Construction

A In Medias Res

A Farewell to Arms opens in medias res-literally, in the middle of the thing. For the novel, this “thing,” constantly referred to as “it,” is the war. Hemingway is certainly not the first to use this technique to bring the reader immediately into the story. In fact, the one of the greatest Western war stories of all time-Homer’s Iliad-opens in the middle of the Trojan war. Hemingway’s use of the technique sets the tone of the novel as one of disjointure and alienation. The reader steps immediately into a world described by someone remembering. However, we are given no clues about time, place, or even the characters. In fact, it takes a good deal of reading before even the name of the narrator is learned.

B Persona

Originally referring to the mask worn by stage actors in ancient Greece, the persona is the image of the character as it is expressed in reaction to its environment. Hemingway reveals the persona of his main character by the way he reacts to the statements of others. This is demonstrated early in the novel by Frederic’s non-reaction to Catherine’s story. She describes how her fiance was “blown to bits,” and Frederic’s response is to say nothing. Rinaldi, on the other hand, is full of chivalry and charm because his persona is one of Italian machismo. The story is told from Frederic’s point of view and thus it has his voice. However, as a further development of his persona, his voicing of the story rarely devolves to a personal-“I did this.” Instead, he speaks in terms of “we” until finally he is all alone and, by default, an “I.”

C Black humor

Black humor is a nervous humor which famous psychologist Sigmund Freud described as a way of repressing fear through laughter. Also known as graveyard humor, it is used throughout the novel to mask the very real fear of death. The starkest use of this type of humor is by Catherine Barkley when she is dying from internal bleeding suffered from a stillbirth. Though in great pain she manages to utter “black humor” when the doctor says she must not be silly because she is not going to die. To this she repeats a phrase she used earlier in the book when Frederic was in the hospital, “All right… I’ll come and stay with you nights….” The inevitability of death and the impossibility of the decision make the comment painfully ironic.

D Dialogue

Hemingway employs dialogue at the expense of narrative whenever he can. He does this in order avoid long passages of “unnecessary prose.” Thus, he reveals information about the plot through a dialogue marked by terse, direct, language that could be called common speech. This effort at realism also disables any attempt to define Hemingway’s actual position on any of the themes in the novel. Since the story tells itself through the characters who are involved, the reader is left with his or her own thoughts on the subject-thoughts which are influenced by the speech of the characters, not Hemingway.

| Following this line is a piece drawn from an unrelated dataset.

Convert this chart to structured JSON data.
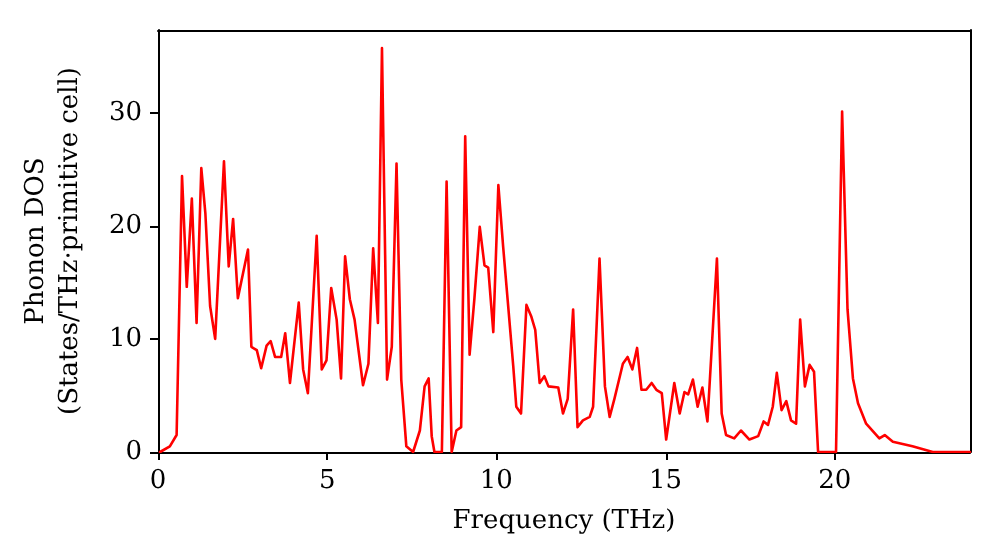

According to the critic Henry Hazlitt, dialogue is best when it is of a narrow range. He continues, “one may think of this either as cause or result of the narrow range of the characters.” This is a good thing, he says, for Hemingway’s characters “are never complicated people, either emotionally or intellectually, for if they were, the casual hard-boiled Hemingway manner would be incapable of dealing with them.”